Welcome to the Mile High City! Denver is one of the most fit cities in the country, with a plethora of outdoor options, from biking to running to hiking to roller blading to … well, you get the idea.
It’s also the city where walking up a few stairs will get you winded.
The mild weather is perfect for getting outside and staying active for most of the year, but the high altitude is a big adjustment for anyone who’s traveling or moving here from lower elevations.
You’ll inevitably end up signing up for some kind of marathon or long bike race once you’ve been here a few months, and once you get into your training schedule you’ll notice the additional challenges of endurance training at 5,000+ feet. If that comes in the form of leg cramps and puking on the side of the bike trail, congratulations, you’re now a true Coloradan.
Here are five ways you can tweak your training to ensure the altitude is a benefit and not a burden.
Start slow
It’s simple biology: With less oxygen in the air, there is less oxygen for your body to pump to your muscles. You’re going to go slower when you first get to Denver than you were when running along Venice Beach (because where else would you possibly be moving from?).
Take it easy when you begin training at higher altitudes, or you will pay the price. This might mean a walk-run program, reducing overall mileage or simply clicking down a gear on big hills. You’ll get back to your normal performance soon enough, rushing it will only prolong the pain.
When your friends back home start give you a hard time for your slower Strava miles, just send them a picture of your morning run route along Cherry Creek State Park.
Electrolytes are your friend
It’s really hard to figure out exactly what causes cramps during exercise, because doctors would need to study you in the moment of having them, which is kind of hard when you’re halfway up a mountain trail when they hit.
Fatigue, overuse and dehydration are commonly thought of as the main causes of cramps during endurance sports, all of which you are guaranteed to experience during training and races.
Ever notice a white residue on your clothes after a long training session? That means you lose more sodium than the average Joe. Your body is also losing important electrolytes like magnesium and potassium. These important minerals help signals from your brain make it to your muscles, so when you don’t have enough your body basically wants to stop doing anything, ever.
Water helps, but it’s not replacing all those extra minerals your body keeps shedding during endurance training. Taking one or two electrolyte tabs with water every one to two hours during training, or incorporating some kind of electrolyte drink in addition to water.
Increase your lung power
Your lungs have to work harder the second you step off the plane at altitude, but like any muscle, you can make them stronger.
There are several strange-looking gadgets out there that promise to increase lung capacity, and while there aren’t many studies, they do show promising results for endurance athletes. These devices basically offer a form of resistance training.
But there are also some simple exercises you can do without looking like Darth Vader. Either way, as you increase lung power you’ll have an easier time getting oxygen to your muscles, meaning you won’t fatigue as quickly.
Hit those hills
Whether you’re biking, running skipping, or anything else, the last thing you probably want to do at altitude is seek out a big hill.
But the benefits of hill training are varied and well documented, and different types of hill workouts will achieve more than you can hitting the gym or even with sophisticated equipment reserved only for pro athletes.
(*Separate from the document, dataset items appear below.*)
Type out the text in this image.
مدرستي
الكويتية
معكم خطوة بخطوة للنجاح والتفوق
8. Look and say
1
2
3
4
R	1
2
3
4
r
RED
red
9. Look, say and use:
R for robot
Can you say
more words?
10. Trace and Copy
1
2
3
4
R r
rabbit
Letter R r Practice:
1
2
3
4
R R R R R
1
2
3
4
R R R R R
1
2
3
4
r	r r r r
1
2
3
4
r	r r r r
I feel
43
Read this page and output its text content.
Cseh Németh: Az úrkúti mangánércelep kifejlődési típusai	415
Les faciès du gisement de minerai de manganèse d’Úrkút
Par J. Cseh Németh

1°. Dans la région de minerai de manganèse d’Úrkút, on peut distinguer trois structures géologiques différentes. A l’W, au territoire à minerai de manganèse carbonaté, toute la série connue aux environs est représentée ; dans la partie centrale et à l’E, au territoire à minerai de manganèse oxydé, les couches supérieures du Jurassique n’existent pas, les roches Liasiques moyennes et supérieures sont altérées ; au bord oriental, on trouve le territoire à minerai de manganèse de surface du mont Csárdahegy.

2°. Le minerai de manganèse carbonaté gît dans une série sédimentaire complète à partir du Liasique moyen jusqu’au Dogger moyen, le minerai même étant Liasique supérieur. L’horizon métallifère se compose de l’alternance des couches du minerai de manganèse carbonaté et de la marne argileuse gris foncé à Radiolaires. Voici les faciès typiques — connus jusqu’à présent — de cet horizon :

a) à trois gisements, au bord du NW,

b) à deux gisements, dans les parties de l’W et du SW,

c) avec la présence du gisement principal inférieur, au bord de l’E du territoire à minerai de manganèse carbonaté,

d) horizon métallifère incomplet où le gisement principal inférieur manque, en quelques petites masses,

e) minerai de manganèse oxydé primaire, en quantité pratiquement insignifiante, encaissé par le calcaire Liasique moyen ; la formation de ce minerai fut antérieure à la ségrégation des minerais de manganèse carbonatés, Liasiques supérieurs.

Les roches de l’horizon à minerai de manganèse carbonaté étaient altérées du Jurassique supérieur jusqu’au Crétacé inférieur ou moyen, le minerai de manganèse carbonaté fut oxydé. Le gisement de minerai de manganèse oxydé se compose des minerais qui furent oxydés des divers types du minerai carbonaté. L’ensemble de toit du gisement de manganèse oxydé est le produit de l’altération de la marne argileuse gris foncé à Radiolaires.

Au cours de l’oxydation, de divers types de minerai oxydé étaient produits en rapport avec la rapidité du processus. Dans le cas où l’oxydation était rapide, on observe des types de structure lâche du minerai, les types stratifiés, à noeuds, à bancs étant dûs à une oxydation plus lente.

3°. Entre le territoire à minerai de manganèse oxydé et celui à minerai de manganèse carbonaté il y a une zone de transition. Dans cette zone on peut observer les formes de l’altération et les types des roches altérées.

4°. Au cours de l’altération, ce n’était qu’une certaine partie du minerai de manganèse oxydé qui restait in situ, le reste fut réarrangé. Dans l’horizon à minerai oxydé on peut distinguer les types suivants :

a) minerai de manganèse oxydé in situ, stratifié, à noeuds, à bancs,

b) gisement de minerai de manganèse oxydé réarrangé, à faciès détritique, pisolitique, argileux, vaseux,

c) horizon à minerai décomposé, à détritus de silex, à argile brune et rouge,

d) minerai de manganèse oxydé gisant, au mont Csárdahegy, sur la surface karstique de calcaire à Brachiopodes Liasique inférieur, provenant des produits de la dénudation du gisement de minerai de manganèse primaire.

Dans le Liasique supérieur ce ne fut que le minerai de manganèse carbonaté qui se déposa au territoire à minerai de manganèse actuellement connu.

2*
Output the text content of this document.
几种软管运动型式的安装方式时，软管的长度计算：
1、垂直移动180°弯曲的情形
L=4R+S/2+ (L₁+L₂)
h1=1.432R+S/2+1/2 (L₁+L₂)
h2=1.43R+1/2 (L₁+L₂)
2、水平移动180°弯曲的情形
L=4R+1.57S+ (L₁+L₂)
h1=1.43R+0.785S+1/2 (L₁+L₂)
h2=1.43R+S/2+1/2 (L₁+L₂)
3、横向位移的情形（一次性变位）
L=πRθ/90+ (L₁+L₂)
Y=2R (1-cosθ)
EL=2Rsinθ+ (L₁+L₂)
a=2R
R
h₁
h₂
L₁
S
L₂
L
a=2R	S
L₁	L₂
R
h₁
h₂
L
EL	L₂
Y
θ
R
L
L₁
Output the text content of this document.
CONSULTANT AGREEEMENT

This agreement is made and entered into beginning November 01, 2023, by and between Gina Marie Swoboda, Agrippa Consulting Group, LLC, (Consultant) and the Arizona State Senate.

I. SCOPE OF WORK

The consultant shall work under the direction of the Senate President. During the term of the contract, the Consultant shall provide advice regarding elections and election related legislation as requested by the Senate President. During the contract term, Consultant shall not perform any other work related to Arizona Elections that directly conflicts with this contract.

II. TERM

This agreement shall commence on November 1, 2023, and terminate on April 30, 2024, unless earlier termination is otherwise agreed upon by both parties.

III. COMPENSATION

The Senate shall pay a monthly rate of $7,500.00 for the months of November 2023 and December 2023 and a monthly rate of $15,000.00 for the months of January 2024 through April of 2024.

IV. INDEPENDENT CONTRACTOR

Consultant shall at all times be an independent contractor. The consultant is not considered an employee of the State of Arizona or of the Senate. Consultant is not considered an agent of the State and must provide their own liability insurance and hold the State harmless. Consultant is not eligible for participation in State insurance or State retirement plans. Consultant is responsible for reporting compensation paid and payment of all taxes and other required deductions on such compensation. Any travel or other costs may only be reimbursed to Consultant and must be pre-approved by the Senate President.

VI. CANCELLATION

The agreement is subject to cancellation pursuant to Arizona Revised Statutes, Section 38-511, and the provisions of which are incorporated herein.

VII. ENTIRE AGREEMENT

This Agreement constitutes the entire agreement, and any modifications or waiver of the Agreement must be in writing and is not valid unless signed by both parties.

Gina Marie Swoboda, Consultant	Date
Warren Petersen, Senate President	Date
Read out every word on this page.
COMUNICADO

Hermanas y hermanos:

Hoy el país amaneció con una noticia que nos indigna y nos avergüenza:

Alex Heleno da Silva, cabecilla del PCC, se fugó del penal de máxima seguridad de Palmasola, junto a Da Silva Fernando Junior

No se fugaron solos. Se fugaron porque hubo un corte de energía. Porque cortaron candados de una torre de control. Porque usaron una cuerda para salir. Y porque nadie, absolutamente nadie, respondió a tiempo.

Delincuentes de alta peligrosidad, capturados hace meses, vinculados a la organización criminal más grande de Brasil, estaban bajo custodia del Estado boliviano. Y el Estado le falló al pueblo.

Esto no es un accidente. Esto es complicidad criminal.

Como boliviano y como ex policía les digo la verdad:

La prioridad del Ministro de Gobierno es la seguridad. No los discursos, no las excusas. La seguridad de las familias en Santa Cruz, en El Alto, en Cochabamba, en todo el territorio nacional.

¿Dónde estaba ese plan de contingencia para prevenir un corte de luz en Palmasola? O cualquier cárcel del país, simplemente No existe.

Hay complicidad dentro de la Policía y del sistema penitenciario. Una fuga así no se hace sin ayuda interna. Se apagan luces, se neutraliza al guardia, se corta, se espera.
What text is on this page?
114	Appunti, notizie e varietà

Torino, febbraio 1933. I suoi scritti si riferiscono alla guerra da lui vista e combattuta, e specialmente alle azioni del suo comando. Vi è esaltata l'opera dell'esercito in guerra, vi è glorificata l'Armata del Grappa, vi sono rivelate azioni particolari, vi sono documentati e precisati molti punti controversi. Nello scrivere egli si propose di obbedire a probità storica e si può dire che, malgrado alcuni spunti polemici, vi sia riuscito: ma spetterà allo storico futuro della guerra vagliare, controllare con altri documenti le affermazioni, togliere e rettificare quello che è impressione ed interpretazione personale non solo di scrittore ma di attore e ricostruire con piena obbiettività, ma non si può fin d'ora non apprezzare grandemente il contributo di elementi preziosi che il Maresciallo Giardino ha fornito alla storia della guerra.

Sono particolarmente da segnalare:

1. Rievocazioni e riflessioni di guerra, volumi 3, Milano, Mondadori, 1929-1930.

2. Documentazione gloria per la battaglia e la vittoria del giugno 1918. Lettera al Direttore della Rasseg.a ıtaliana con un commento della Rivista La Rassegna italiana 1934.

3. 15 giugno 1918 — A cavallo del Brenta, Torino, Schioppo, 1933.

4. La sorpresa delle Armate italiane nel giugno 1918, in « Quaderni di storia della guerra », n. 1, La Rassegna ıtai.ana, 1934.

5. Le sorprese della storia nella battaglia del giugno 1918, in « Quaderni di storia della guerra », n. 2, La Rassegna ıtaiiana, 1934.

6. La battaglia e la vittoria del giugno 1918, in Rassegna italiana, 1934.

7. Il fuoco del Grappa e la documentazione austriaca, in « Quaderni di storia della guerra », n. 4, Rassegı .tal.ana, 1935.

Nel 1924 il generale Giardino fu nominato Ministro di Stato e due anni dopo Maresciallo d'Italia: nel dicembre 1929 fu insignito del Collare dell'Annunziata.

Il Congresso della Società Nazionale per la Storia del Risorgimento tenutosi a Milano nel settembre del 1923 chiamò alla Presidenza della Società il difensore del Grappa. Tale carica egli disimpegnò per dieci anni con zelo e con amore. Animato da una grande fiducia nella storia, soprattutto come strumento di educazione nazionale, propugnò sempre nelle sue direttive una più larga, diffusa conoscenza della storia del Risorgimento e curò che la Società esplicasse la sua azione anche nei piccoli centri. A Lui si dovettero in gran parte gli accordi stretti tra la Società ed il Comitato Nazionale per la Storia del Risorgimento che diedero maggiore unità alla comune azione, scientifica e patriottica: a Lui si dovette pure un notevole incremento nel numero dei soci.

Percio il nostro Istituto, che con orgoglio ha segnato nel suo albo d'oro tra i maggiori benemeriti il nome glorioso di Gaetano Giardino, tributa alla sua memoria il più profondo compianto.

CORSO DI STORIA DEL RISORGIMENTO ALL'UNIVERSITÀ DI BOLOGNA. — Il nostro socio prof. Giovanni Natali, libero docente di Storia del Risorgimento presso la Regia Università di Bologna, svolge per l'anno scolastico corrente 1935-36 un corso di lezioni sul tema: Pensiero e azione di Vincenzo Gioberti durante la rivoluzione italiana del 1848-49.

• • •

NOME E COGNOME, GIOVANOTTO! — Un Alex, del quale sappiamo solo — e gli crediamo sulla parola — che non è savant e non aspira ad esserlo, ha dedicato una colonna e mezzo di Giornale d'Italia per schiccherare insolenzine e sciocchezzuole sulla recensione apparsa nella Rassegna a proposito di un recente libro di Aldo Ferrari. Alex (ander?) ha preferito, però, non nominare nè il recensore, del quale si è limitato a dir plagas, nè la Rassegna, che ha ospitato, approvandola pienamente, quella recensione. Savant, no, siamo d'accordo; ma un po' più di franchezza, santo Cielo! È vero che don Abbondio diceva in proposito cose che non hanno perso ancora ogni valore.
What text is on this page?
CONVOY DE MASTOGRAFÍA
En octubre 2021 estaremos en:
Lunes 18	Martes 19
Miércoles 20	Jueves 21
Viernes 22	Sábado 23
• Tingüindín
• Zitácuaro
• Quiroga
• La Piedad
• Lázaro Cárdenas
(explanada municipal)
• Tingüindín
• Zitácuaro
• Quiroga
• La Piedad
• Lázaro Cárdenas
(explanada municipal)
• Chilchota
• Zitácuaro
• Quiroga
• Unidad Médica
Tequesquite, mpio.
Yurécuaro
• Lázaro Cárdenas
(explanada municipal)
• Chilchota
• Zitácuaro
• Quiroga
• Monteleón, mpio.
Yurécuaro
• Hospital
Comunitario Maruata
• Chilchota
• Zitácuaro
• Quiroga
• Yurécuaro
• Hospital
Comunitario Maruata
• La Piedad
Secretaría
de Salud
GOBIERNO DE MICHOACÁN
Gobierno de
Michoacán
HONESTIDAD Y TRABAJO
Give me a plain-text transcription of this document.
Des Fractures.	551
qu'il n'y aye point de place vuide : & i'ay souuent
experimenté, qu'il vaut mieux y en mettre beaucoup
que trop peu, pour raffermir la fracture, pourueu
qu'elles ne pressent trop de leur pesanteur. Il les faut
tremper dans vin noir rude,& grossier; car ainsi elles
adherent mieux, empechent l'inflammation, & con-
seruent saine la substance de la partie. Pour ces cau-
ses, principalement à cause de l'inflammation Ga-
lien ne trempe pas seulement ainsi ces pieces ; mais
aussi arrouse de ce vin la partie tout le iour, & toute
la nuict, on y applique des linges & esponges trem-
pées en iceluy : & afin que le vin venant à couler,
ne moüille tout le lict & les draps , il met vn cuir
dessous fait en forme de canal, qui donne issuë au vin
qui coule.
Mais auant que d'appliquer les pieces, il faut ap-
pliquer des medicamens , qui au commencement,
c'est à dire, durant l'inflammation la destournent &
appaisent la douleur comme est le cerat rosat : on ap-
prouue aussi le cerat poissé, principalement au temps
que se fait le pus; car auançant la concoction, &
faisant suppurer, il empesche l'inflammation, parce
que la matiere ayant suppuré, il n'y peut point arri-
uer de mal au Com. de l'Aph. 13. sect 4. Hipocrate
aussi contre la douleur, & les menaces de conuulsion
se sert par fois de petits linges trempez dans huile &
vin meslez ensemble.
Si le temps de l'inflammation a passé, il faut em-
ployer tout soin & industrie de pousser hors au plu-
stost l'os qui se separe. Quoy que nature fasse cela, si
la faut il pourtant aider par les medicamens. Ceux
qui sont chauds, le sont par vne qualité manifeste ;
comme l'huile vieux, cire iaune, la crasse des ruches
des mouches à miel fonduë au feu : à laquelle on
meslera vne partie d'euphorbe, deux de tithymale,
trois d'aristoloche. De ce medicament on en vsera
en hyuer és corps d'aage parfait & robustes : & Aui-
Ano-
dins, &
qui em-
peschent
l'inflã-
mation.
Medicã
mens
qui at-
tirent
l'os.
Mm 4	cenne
Hill training will improve your entire cardiovascular system, and can take the form of simply finding a decent grade and repeating it a few times once a week.
Bump up your altitude even more
There’s a reason so many pro athletes train in Colorado.
Altitude training is a well-known technique among pro athletes, and has documented benefits for non-pros too. Studies have shown that altitude training can increase the body’s ability to transport oxygen throughout the body, even if you only do once or twice a week.
With higher-altitudes just a short drive away from anywhere in Denver, it’s worth making the climb when you can, even if it’s sporadic. You want to get at least 6,000 feet high, and high-altitude training tends to work best if you don’t push too hard, keeping it under 10,000 feet.
Training for endurance sports is hard. Training for endurance sports at high altitudes is even harder. But by tweaking your training just a bit, you’ll be feeling stronger and faster than you ever did before.
For those moments when you’re questioning why you signed up for that 500-mile bike ride, just remember your reward: A beautiful mountain sunset and cold, Colorado craft brew that won’t even come close to replacing the calories you just burned off.